И все же, когда замер последний отзвук и она вернулась к волшебной сказке, миссис Рэмзи ощущала себя не просто физически опустошенной (так всегда бывало, не сразу, но после), к ощущению усталости примешивалось что-то смутно тоскливое, совсем из другой оперы. Не то чтобы, читая вслух о рыбаке и рыбке, она знала точно, откуда это взялось; и она бы себе не позволила выразить словами свою неудовлетворенность, когда, перевернув последнюю страницу и услышав, как плоско, зловеще упала волна, поняла, отчего это все: ей не хотелось ни на секунду чувствовать себя выше мужа; и потом, ужасно было неприятно, разговаривая с ним, самой не вполне верить в свои слова. Ну, конечно, она нисколечко не сомневалась, что все эти университеты и люди без него пропадут; что все эти его лекции, книги необходимы, как воздух; но их отношения, то, что он к ней подходит так, у всех на глазах – вот что негоже; ведь скажут – он от нее зависит, а им бы знать, что из них двоих он в тысячу раз важней, и то, что дает миру она, с тем, что дает он, не идет ни в какое сравнение. Ну, и еще другое, – что она не смогла, не решалась сказать ему правду, например, насчет крыши в теплице, что починка встанет, может быть, в пятьдесят фунтов; и потом – насчет его книг – ведь она побаивалась, как бы он сам не догадывался о том, что смутно подозревала она: что последняя книга – не лучшая из его книг (это она заключила со слов Уильяма Бэнкса); и приходилось утаивать повседневные мелочи, и дети замечали, а им это вредно – и все вместе взятое отравляло общую радость, чистую радость двух сливающихся голосов, и уже их звук отдавался у нее в ушах, вялый и полый.
Тень легла на страницу. Это Август Кармайкл шаркал мимо, и сейчас, главное в тот момент, когда ей так неприятно было сознавать несовершенство человеческих отношений; даже лучшие из них – с червоточиной, не выдерживают досмотра, который, любя мужа и с этим своим правдолюбием, она затеяла вдруг; когда она сама была себе неприятна, когда так гадко было на душе от собственных преувеличений и лжи, которые даже мешают честному исполнению долга, главное, в самый тот момент, когда ей стало вдруг так тяжело, так тяжело после дивного настроения, мистер Кармайкл прошаркал мимо в своих желтых шлепанцах, и черт дернул ее за язык спросить:
– Погуляли, мистер Кармайкл?
– «Опечалился рыбак, – прочла она вслух. – Не хотелось ему идти. Неправильно это было. Но делать нечего, пошел он к морю. Смотрит – а вода в море синяя, серая, темная, уже не зеленая, не ясная, как прежде, но покуда еще спокойная. И сказал рыбак…»
Миссис Рэмзи предпочла бы, чтобы тут муж ее не остановился. Сказал же, что пойдет посмотреть, как дети играют в крикет, ну и шел бы. Но он ни слова не произнес; он глянул; он кивнул; кивнул поощрительно; и двинулся дальше.

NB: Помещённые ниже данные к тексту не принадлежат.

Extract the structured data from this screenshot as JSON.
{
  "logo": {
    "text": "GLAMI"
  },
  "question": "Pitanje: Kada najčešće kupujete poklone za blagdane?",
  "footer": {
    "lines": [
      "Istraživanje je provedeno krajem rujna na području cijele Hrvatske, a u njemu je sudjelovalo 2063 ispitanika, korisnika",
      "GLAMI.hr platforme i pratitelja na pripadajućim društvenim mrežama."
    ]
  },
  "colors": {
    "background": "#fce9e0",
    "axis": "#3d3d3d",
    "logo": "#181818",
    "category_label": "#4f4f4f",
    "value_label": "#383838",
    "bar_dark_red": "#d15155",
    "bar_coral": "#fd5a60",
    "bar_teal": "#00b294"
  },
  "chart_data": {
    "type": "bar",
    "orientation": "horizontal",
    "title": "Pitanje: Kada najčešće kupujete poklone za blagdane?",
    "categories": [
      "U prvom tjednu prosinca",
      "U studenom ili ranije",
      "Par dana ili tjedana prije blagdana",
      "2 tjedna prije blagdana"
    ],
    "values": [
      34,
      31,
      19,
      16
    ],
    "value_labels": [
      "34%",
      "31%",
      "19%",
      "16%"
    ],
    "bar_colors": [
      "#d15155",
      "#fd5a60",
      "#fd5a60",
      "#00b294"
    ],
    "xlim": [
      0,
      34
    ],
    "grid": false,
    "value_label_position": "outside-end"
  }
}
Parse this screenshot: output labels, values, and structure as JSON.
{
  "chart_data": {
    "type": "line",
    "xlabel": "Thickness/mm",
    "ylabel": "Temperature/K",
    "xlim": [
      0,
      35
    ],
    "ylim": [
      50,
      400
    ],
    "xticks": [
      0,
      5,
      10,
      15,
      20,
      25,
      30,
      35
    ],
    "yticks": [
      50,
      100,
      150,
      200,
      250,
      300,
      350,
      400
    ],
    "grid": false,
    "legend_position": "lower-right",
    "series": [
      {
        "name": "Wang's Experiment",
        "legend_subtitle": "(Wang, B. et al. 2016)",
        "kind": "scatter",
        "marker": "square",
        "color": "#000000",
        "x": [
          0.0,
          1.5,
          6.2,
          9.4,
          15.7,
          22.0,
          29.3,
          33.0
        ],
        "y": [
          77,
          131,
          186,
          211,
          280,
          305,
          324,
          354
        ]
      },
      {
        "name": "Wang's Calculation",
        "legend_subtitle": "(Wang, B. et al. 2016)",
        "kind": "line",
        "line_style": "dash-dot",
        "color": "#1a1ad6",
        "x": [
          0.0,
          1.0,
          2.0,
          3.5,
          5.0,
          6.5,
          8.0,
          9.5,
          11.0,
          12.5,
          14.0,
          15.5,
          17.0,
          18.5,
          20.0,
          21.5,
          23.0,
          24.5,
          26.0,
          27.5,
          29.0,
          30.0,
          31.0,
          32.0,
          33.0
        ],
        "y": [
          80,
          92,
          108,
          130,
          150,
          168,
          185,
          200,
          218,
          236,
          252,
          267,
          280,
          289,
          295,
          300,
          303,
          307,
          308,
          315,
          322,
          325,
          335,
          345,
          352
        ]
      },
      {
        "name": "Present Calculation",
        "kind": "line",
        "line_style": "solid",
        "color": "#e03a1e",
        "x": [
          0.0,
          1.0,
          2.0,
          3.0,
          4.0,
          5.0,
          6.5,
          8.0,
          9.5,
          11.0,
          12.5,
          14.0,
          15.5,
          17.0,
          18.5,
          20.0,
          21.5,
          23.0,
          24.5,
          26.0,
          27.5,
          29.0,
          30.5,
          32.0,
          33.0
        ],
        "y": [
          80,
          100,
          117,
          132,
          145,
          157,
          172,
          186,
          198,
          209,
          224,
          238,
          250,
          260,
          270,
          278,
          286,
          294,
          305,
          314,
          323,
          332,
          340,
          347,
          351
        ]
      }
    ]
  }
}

Он соскальзывал, глядя на эту изгородь, которая столько уже раз отчеркивала паузу, подводила итог, глядя на жену и на сына, снова глядя на урну с красными никнущими геранями, которые так часто оттеняли ход его мыслей и хранили их на листах, как попавшие под руку в угаре чтенья клочки бумаги хранят наши записи, – глядя на все это, он тихо соскальзывал в размышления по поводу статьи в «Таймсе» относительно числа американских туристов, ежегодно посещающих домик Шекспира. Не будь никогда на свете Шекспира, спрашивал он себя, много ли переменился бы теперешний мир? Зависит ли прогресс цивилизации от великих людей? Улучшилась ли участь среднего человека со времен фараонов? Является ли участь среднего человека критерием, по которому мерится уровень цивилизации? Нет, вероятно. Вероятно, для высшего блага общества требуется существованье рабов. Служитель при лифте есть непреложная необходимость. Мысль показалась ему неприятна. Он запрокинул голову. Не надо, не надо; лучше найти лазейку и несколько снизить роль искусств. Он готов доказывать, что мир существует для среднего человека; что искусства – лишь побрякушки на человеческой жизни; они ее не выражают.